As I have tried to recall early days, I have come to realize as never before, how really important our every day life is, and how much it means to those who come after us. We who were early P.E.O.s lived those days and did not think them of enough importance to write them down, and did not try to remember events, and how eagerly those records are sought today. Thus the small events of today may be the great things of tomorrow.

As a P.E.O. and as Pi Beta Phi’s Historian, I am well aware of the early rivalry between the two groups. In fact, there is a section of Pi Phi’s centennial history titled “Rivalry Between P.E.O. and I.C. Sorosis at Mount Pleasant.” According to the report, some of it taken from the Story of P.E.O. written by Winona Evans Reeves, the two groups were for years:

mortal foes yet each respected the steel of the other, for the societies were made up of much of the same type of girls.
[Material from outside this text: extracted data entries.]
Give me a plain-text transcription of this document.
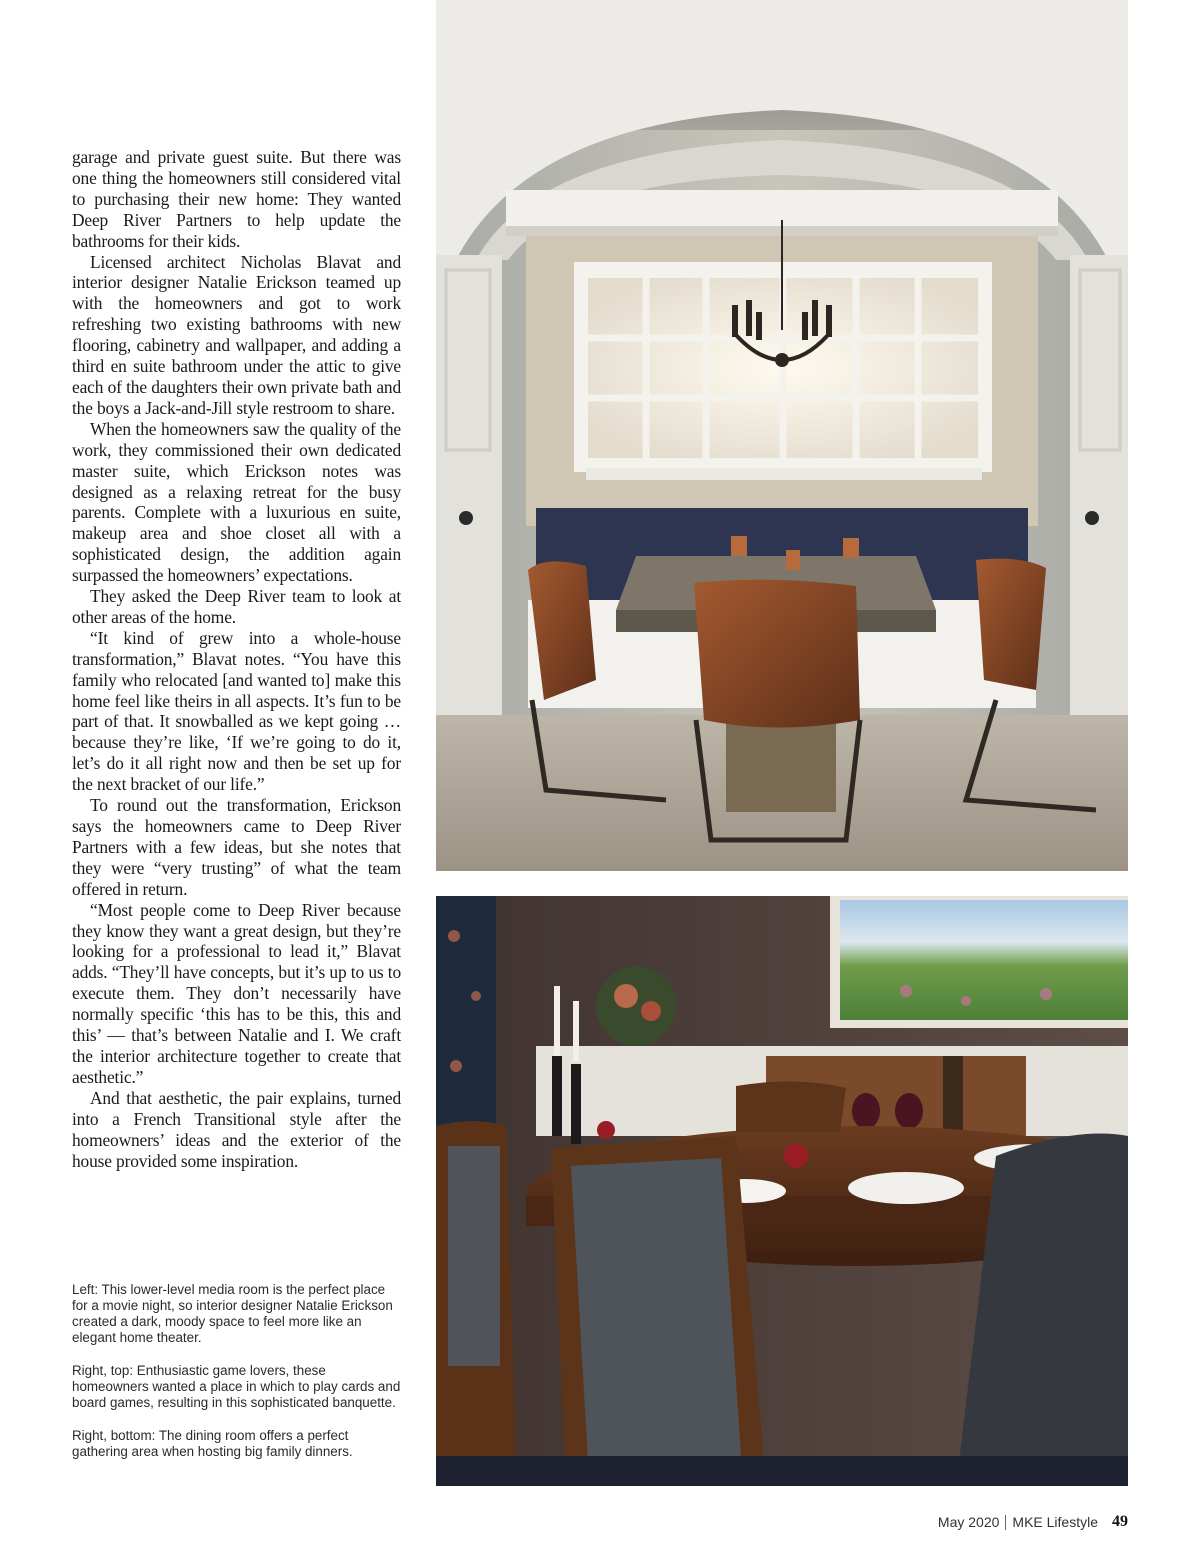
garage and private guest suite. But there was one thing the homeowners still considered vital to purchasing their new home: They wanted Deep River Partners to help update the bathrooms for their kids.

Licensed architect Nicholas Blavat and interior designer Natalie Erickson teamed up with the homeowners and got to work refreshing two existing bathrooms with new flooring, cabinetry and wallpaper, and adding a third en suite bathroom under the attic to give each of the daughters their own private bath and the boys a Jack-and-Jill style restroom to share.

When the homeowners saw the quality of the work, they commissioned their own dedicated master suite, which Erickson notes was designed as a relaxing retreat for the busy parents. Complete with a luxurious en suite, makeup area and shoe closet all with a sophisticated design, the addition again surpassed the homeowners’ expectations.

They asked the Deep River team to look at other areas of the home.

“It kind of grew into a whole-house transformation,” Blavat notes. “You have this family who relocated [and wanted to] make this home feel like theirs in all aspects. It’s fun to be part of that. It snowballed as we kept going … because they’re like, ‘If we’re going to do it, let’s do it all right now and then be set up for the next bracket of our life.”

To round out the transformation, Erickson says the homeowners came to Deep River Partners with a few ideas, but she notes that they were “very trusting” of what the team offered in return.

“Most people come to Deep River because they know they want a great design, but they’re looking for a professional to lead it,” Blavat adds. “They’ll have concepts, but it’s up to us to execute them. They don’t necessarily have normally specific ‘this has to be this, this and this’ — that’s between Natalie and I. We craft the interior architecture together to create that aesthetic.”

And that aesthetic, the pair explains, turned into a French Transitional style after the homeowners’ ideas and the exterior of the house provided some inspiration.

Left: This lower-level media room is the perfect place for a movie night, so interior designer Natalie Erickson created a dark, moody space to feel more like an elegant home theater.

Right, top: Enthusiastic game lovers, these homeowners wanted a place in which to play cards and board games, resulting in this sophisticated banquette.

Right, bottom: The dining room offers a perfect gathering area when hosting big family dinners.

May 2020 MKE Lifestyle 49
In Iowa Wesleyan they couldn’t even belong to the same literary societies; they had two societies in later years. The two boys’ fraternities (Beta Theta Pi, founded 1868, Phi Delta Theta, founded 1871 and perhaps Delta Tau Delta active 1875-80) had to be very careful in the way they divided their dates and their attentions.

Therefore, I was quite surprised to run across a page in a 1914 Arrow of Pi Beta Phi. It was an obituary for Emma Kate Corkhill. Before I read it, I wondered if she was somehow related to Lulu Corkhill Williams. Lulu, the P.E.O., did indeed have a sister who was a Pi Phi. Both were initiates of the chapters at Iowa Wesleyan. Emma Kate graduated in 1889 and 1892; she earned both a Bachelor’s and a Master’s. She taught at her Alma Mater for a year, at Simpson College for seven years, and at Lawrence University for the remainder of her life.

Kate Corkhill. Note her arrow on the collar.

When Emma Kate died in a Chicago hospital on December 13, 1913, her funeral services were in Mount Pleasant. Her Pi Beta Phi sisters:

met the family at the station and opened rank, at the church while the funeral cortege passed through both on entering and leaving the church. Warm tears were on many faces for this gifted woman had an especial place in many hearts among those who had known her from her childhood.

It was noted by one of the members of her chapter that Emma Kate’s “place in the faculty of Lawrence, her place in her sister’s (Lulu’s) home, her place in Pi Beta Phi will long remain a vital tribute to her worth as a woman of heart, of intellect and of true spirituality.”

Emma Kate Corkhill is buried with her parents in a Mount Pleasant cemetery.

Lulu and her husband Hemmerle “H.B.” Williams moved to Evanston, Illinois, and spent most of their lives there. She was instrumental in the founding of the Illinois State Chapter of the P.E.O. Sisterhood. The Lulu Corkhill Williams Friendship Fund honors her. The fund assists Illinois residents, both men and women, who are in need of temporary assistance.

Happy Founders’ Day to my P.E.O. sisters!